Carry that Weight

I’ve been thinking about supporting my own body weight.

Also I am supporting my body weight.  Don’t worry.

Recently I took a yoga class about arm balances.  I had previous to this thought, arm balances are for people who are strong.  Who have upper body strength.  I do not have this.  I am female, so I don’t have much naturally, and it’s fine.

While I am thrilled that regular yoga and stretching has given me a higher kick (I love kicking!), and most of my life I’ve done a lot of standing and walking, so my legs felt strong, I never really got into it with my arms.  I was just like, whatever guys, do your thing.

I went ahead and did the workshop because my teacher is so kind, and I know she is coming from a genuinely loving place.  That makes me reflect on other people who got me to do things: the youth leader who convinced me to be a chaperone on a trip to Juarez, leading me to realize I loved working with scrappy city kids, and working with people who didn’t have much money; several teaching mentors who again and again were like, you can do this.  It’s fine.

Lately I’ve been ending my evening yoga with moving from a squat to standing upright.  Apparently being able to get up from the floor without using your hands is a good fitness test.  Anyway, usually I can do it, but last night, I almost fell back, and grabbed my dresser to keep myself from hitting my head.

I spend a great deal of my time trying to prevent myself from getting hurt.

It doesn’t work that well.

I’ve also fallen, or almost fallen, several times lately when I’ve climbed on the furniture to hang a picture or place a bit of stained glass in a window.  I’ve stubbed my toes, lately.  The indignity, the outrage of having a thing be where you didn’t think anything was!  The anger at having your body fail!  Even in a tiny way.

At the workshop, I learned some ways I could practice, and build up to, supporting my weight with my arms.

I don’t know that I need to go anywhere with that particularly.

But it felt significant to know that I could.

The fear of not being up to the task is insistent.

The fear, now, of making a mistake physically (mask wearing, hugs, hand washing) is amplified.

I know that if I got covid, I would have no control over how it affects me.  None.

Supporting my own body is a focus for me right now because I used to have a deliberately physically active life.  Teaching keeps you on your feet and moving around all day, every day.  I got a place near enough the university that I could walk.  I was used to doing 3 miles from that, and part of it a crazy steep hill.  I was used to hauling things, books, groceries, what have you, because I like having actual activity be part of my fitness, useful activity.

Now I move around so much less.

And when I do, sometimes I’m swimming.

We can still swim.  Public pool, lessened capacity, and my people I talk maskless to (though not close up, and never inside), we claim a corner of the pool, and are quite successful in keeping it our little safe zone.

Swimming, though, the water holds your body weight.  Is that the right way to put it?  When I climb out to go on the water slide (at least three times, and with no line it is glorious), I suddenly feel the weight of my body return, like an astronaut entering the atmosphere again.

Whoa.

Or like when you ice skate, and for a while, your feet still feel like you are ice skating.

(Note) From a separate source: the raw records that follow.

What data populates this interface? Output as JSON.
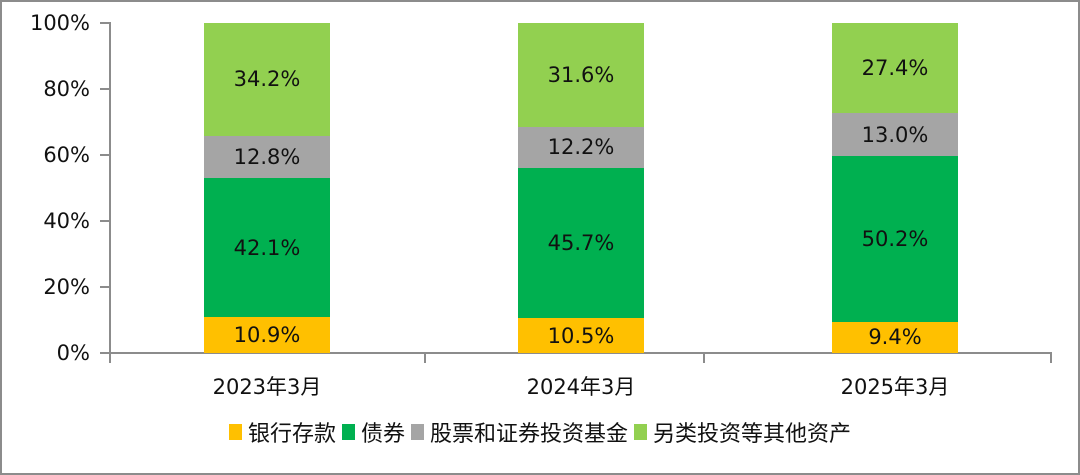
{
  "chart_data": {
    "type": "bar",
    "stacked": true,
    "title": "",
    "xlabel": "",
    "ylabel": "",
    "ylim": [
      0,
      100
    ],
    "y_ticks": [
      "0%",
      "20%",
      "40%",
      "60%",
      "80%",
      "100%"
    ],
    "grid": false,
    "legend_position": "bottom",
    "categories": [
      "2023年3月",
      "2024年3月",
      "2025年3月"
    ],
    "series": [
      {
        "name": "银行存款",
        "color": "#FFC000",
        "values": [
          10.9,
          10.5,
          9.4
        ],
        "labels": [
          "10.9%",
          "10.5%",
          "9.4%"
        ]
      },
      {
        "name": "债券",
        "color": "#00B050",
        "values": [
          42.1,
          45.7,
          50.2
        ],
        "labels": [
          "42.1%",
          "45.7%",
          "50.2%"
        ]
      },
      {
        "name": "股票和证券投资基金",
        "color": "#A5A5A5",
        "values": [
          12.8,
          12.2,
          13.0
        ],
        "labels": [
          "12.8%",
          "12.2%",
          "13.0%"
        ]
      },
      {
        "name": "另类投资等其他资产",
        "color": "#92D050",
        "values": [
          34.2,
          31.6,
          27.4
        ],
        "labels": [
          "34.2%",
          "31.6%",
          "27.4%"
        ]
      }
    ]
  }
}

I’m interested in supporting my body weight better.  This relates to changes I made when I had that spell of ill health, migraines and panic attacks and all.  I realized that if my belly did more to hold me up, my shoulders wouldn’t have to hold up the whole place.

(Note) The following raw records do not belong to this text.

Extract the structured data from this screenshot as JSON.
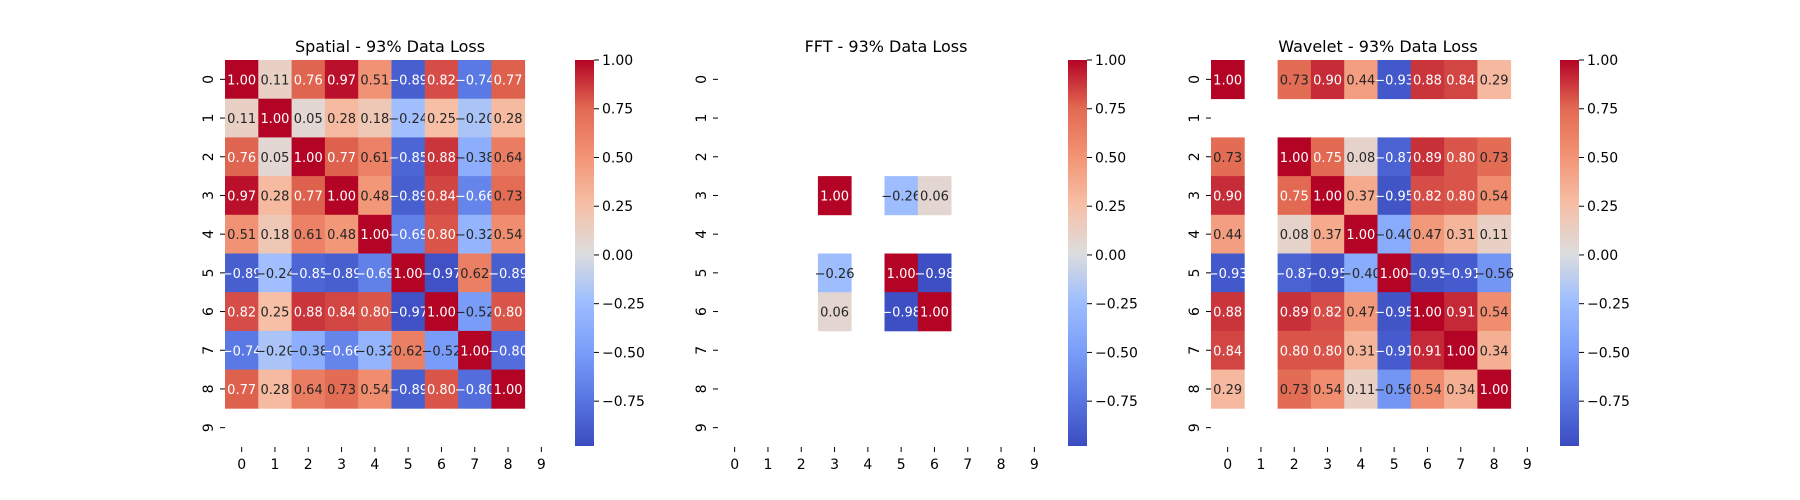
{
  "chart_data": [
    {
      "type": "heatmap",
      "title": "Spatial - 93% Data Loss",
      "x": [
        0,
        1,
        2,
        3,
        4,
        5,
        6,
        7,
        8,
        9
      ],
      "y": [
        0,
        1,
        2,
        3,
        4,
        5,
        6,
        7,
        8,
        9
      ],
      "colormap": "coolwarm",
      "vmin": -1.0,
      "vmax": 1.0,
      "colorbar_ticks": [
        "1.00",
        "0.75",
        "0.50",
        "0.25",
        "0.00",
        "−0.25",
        "−0.50",
        "−0.75"
      ],
      "values": [
        [
          1.0,
          0.11,
          0.76,
          0.97,
          0.51,
          -0.89,
          0.82,
          -0.74,
          0.77,
          null
        ],
        [
          0.11,
          1.0,
          0.05,
          0.28,
          0.18,
          -0.24,
          0.25,
          -0.2,
          0.28,
          null
        ],
        [
          0.76,
          0.05,
          1.0,
          0.77,
          0.61,
          -0.85,
          0.88,
          -0.38,
          0.64,
          null
        ],
        [
          0.97,
          0.28,
          0.77,
          1.0,
          0.48,
          -0.89,
          0.84,
          -0.66,
          0.73,
          null
        ],
        [
          0.51,
          0.18,
          0.61,
          0.48,
          1.0,
          -0.69,
          0.8,
          -0.32,
          0.54,
          null
        ],
        [
          -0.89,
          -0.24,
          -0.85,
          -0.89,
          -0.69,
          1.0,
          -0.97,
          0.62,
          -0.89,
          null
        ],
        [
          0.82,
          0.25,
          0.88,
          0.84,
          0.8,
          -0.97,
          1.0,
          -0.52,
          0.8,
          null
        ],
        [
          -0.74,
          -0.2,
          -0.38,
          -0.66,
          -0.32,
          0.62,
          -0.52,
          1.0,
          -0.8,
          null
        ],
        [
          0.77,
          0.28,
          0.64,
          0.73,
          0.54,
          -0.89,
          0.8,
          -0.8,
          1.0,
          null
        ],
        [
          null,
          null,
          null,
          null,
          null,
          null,
          null,
          null,
          null,
          null
        ]
      ]
    },
    {
      "type": "heatmap",
      "title": "FFT - 93% Data Loss",
      "x": [
        0,
        1,
        2,
        3,
        4,
        5,
        6,
        7,
        8,
        9
      ],
      "y": [
        0,
        1,
        2,
        3,
        4,
        5,
        6,
        7,
        8,
        9
      ],
      "colormap": "coolwarm",
      "vmin": -1.0,
      "vmax": 1.0,
      "colorbar_ticks": [
        "1.00",
        "0.75",
        "0.50",
        "0.25",
        "0.00",
        "−0.25",
        "−0.50",
        "−0.75"
      ],
      "values": [
        [
          null,
          null,
          null,
          null,
          null,
          null,
          null,
          null,
          null,
          null
        ],
        [
          null,
          null,
          null,
          null,
          null,
          null,
          null,
          null,
          null,
          null
        ],
        [
          null,
          null,
          null,
          null,
          null,
          null,
          null,
          null,
          null,
          null
        ],
        [
          null,
          null,
          null,
          1.0,
          null,
          -0.26,
          0.06,
          null,
          null,
          null
        ],
        [
          null,
          null,
          null,
          null,
          null,
          null,
          null,
          null,
          null,
          null
        ],
        [
          null,
          null,
          null,
          -0.26,
          null,
          1.0,
          -0.98,
          null,
          null,
          null
        ],
        [
          null,
          null,
          null,
          0.06,
          null,
          -0.98,
          1.0,
          null,
          null,
          null
        ],
        [
          null,
          null,
          null,
          null,
          null,
          null,
          null,
          null,
          null,
          null
        ],
        [
          null,
          null,
          null,
          null,
          null,
          null,
          null,
          null,
          null,
          null
        ],
        [
          null,
          null,
          null,
          null,
          null,
          null,
          null,
          null,
          null,
          null
        ]
      ]
    },
    {
      "type": "heatmap",
      "title": "Wavelet - 93% Data Loss",
      "x": [
        0,
        1,
        2,
        3,
        4,
        5,
        6,
        7,
        8,
        9
      ],
      "y": [
        0,
        1,
        2,
        3,
        4,
        5,
        6,
        7,
        8,
        9
      ],
      "colormap": "coolwarm",
      "vmin": -1.0,
      "vmax": 1.0,
      "colorbar_ticks": [
        "1.00",
        "0.75",
        "0.50",
        "0.25",
        "0.00",
        "−0.25",
        "−0.50",
        "−0.75"
      ],
      "values": [
        [
          1.0,
          null,
          0.73,
          0.9,
          0.44,
          -0.93,
          0.88,
          0.84,
          0.29,
          null
        ],
        [
          null,
          null,
          null,
          null,
          null,
          null,
          null,
          null,
          null,
          null
        ],
        [
          0.73,
          null,
          1.0,
          0.75,
          0.08,
          -0.87,
          0.89,
          0.8,
          0.73,
          null
        ],
        [
          0.9,
          null,
          0.75,
          1.0,
          0.37,
          -0.95,
          0.82,
          0.8,
          0.54,
          null
        ],
        [
          0.44,
          null,
          0.08,
          0.37,
          1.0,
          -0.4,
          0.47,
          0.31,
          0.11,
          null
        ],
        [
          -0.93,
          null,
          -0.87,
          -0.95,
          -0.4,
          1.0,
          -0.95,
          -0.91,
          -0.56,
          null
        ],
        [
          0.88,
          null,
          0.89,
          0.82,
          0.47,
          -0.95,
          1.0,
          0.91,
          0.54,
          null
        ],
        [
          0.84,
          null,
          0.8,
          0.8,
          0.31,
          -0.91,
          0.91,
          1.0,
          0.34,
          null
        ],
        [
          0.29,
          null,
          0.73,
          0.54,
          0.11,
          -0.56,
          0.54,
          0.34,
          1.0,
          null
        ],
        [
          null,
          null,
          null,
          null,
          null,
          null,
          null,
          null,
          null,
          null
        ]
      ]
    }
  ]
}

A big part of figuring out the body weight is balance.  Pandemic has pulled out blocks in the Jenga game of my balance.  I struggle much, much more to balance.  As I mentioned, I stub my toe.  I trip.

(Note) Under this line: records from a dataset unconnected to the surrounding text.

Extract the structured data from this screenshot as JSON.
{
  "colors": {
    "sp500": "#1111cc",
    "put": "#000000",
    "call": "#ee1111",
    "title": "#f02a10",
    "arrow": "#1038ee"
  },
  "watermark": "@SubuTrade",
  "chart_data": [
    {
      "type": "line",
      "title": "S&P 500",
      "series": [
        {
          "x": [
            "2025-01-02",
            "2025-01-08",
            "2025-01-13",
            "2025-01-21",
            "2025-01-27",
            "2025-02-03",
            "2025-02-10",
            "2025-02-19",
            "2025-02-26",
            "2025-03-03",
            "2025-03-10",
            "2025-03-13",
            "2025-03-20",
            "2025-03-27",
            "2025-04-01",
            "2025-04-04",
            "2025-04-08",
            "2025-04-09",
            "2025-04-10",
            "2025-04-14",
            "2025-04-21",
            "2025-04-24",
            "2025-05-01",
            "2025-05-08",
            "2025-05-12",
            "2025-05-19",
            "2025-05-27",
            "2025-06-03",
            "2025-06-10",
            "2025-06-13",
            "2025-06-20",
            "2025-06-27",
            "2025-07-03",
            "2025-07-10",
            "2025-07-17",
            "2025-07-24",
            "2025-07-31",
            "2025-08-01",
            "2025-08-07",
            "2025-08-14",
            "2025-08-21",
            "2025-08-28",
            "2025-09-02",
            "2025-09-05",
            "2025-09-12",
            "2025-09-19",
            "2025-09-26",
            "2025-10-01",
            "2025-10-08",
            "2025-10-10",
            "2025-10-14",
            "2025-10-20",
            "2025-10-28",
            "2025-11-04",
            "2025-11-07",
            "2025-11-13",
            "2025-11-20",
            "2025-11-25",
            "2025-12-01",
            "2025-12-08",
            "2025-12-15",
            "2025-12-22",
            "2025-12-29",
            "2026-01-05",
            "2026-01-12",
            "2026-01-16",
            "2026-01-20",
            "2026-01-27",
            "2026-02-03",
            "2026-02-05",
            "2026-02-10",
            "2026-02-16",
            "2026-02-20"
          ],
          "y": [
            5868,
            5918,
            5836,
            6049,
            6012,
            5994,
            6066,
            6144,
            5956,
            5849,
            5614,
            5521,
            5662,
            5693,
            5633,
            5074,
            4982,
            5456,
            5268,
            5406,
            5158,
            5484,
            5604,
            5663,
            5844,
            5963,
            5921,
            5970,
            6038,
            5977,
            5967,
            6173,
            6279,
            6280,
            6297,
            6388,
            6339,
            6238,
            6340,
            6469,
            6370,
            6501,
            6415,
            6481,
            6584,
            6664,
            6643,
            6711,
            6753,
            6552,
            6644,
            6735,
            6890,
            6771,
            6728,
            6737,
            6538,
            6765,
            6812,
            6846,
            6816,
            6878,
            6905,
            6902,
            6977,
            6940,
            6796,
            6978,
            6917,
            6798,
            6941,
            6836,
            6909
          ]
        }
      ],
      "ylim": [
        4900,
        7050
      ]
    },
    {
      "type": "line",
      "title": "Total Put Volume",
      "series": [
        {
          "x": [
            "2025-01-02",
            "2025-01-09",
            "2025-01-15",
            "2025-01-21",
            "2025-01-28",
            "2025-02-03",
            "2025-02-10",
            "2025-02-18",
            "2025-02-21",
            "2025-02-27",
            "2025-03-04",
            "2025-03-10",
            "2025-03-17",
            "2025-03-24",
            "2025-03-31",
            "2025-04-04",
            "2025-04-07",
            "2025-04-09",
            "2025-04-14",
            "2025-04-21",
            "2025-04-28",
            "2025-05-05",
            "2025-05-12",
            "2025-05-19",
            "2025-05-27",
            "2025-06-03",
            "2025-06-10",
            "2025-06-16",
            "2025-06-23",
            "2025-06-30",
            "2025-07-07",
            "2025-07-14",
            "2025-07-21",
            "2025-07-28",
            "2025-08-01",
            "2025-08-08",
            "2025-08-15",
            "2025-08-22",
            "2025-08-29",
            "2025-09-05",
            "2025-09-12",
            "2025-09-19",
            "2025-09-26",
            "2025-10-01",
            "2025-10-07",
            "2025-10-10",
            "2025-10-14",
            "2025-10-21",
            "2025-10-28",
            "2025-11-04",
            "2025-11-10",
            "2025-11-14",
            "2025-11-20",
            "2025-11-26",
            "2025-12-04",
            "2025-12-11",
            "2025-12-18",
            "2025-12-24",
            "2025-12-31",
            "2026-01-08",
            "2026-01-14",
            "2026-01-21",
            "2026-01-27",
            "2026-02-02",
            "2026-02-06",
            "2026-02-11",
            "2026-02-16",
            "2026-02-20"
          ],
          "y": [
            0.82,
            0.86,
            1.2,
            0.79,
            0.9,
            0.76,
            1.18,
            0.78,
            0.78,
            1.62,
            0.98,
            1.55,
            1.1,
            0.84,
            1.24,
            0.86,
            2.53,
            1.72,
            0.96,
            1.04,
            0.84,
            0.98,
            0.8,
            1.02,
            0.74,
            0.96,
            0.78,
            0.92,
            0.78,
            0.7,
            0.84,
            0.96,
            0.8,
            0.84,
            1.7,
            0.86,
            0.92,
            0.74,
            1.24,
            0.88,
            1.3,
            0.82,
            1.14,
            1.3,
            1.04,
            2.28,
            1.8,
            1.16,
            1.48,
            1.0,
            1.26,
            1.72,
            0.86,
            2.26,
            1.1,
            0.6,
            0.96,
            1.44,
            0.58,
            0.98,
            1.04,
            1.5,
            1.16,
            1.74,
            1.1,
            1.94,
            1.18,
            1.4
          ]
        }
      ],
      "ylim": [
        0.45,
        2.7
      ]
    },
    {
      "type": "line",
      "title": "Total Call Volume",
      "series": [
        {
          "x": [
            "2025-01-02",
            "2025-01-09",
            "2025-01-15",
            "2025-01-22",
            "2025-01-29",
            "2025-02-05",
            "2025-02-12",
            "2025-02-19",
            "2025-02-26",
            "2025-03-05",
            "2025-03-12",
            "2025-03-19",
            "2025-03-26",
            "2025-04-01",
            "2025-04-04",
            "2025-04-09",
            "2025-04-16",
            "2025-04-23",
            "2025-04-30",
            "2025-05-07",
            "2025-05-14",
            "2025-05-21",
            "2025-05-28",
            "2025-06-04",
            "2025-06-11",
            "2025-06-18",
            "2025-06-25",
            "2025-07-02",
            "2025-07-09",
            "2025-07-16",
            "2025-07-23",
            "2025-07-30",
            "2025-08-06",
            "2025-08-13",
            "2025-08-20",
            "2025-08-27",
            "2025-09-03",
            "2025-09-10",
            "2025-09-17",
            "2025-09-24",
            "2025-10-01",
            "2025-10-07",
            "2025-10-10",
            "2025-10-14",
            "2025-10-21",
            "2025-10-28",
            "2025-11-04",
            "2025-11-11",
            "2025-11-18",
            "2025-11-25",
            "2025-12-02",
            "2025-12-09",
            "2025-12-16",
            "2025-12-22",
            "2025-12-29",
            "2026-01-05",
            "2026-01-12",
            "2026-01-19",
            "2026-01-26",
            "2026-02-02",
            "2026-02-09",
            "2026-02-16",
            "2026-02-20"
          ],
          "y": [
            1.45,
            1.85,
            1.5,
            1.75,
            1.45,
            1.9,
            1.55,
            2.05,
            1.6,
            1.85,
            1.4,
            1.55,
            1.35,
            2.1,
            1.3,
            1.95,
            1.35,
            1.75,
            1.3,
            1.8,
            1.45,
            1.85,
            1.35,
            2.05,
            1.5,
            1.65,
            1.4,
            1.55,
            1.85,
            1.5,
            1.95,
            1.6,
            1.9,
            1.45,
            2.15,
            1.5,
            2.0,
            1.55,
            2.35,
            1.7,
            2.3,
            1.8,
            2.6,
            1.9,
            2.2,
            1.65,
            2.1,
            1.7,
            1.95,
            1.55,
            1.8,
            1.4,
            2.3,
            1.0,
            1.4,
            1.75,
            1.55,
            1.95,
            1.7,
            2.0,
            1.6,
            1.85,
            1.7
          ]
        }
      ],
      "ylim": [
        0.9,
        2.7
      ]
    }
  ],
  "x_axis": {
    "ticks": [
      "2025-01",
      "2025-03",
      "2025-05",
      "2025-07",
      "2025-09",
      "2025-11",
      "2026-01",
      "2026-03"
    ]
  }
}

Some of it is strength, some of it is balance.  And maybe the most important part of balance is laughing at yourself when you lose it.

If I actually scared myself (like last night, falling back from a squat) then it’s hard to laugh.  If I’m just in a class doing tree pose, I have made a lot of progress there in laughing at myself.  Basically laughing at myself got me out of my twenties and into my thirties.  So freeing.  I can record goofy videos for my students, or my nieces and nephews, and if Some Serious Person ever wants to Tell the National Enquirer, I’d be like, I know!  I’m so goofy!  What of it?

One of the strangest parts of these years of my life has been that with four decades of life under my belt, I do not feel more competent, or more steady.  I feel less competent, and less steady.

Oh life you joker.

I think some of that is my field.  As a teacher, I have been hurt deeply.  As someone who was always looking to mentors and people who were older, I find how often people value the new and the shiny over the voice of experience.  And then people started saying teachers should all get cyanide pills so they can teach through a pandemic because otherwise they don’t love the kids, and… straw, camel, back.

Times of weakness are opportunities to pause and observe.

So I will get on with observing how I handle my weight.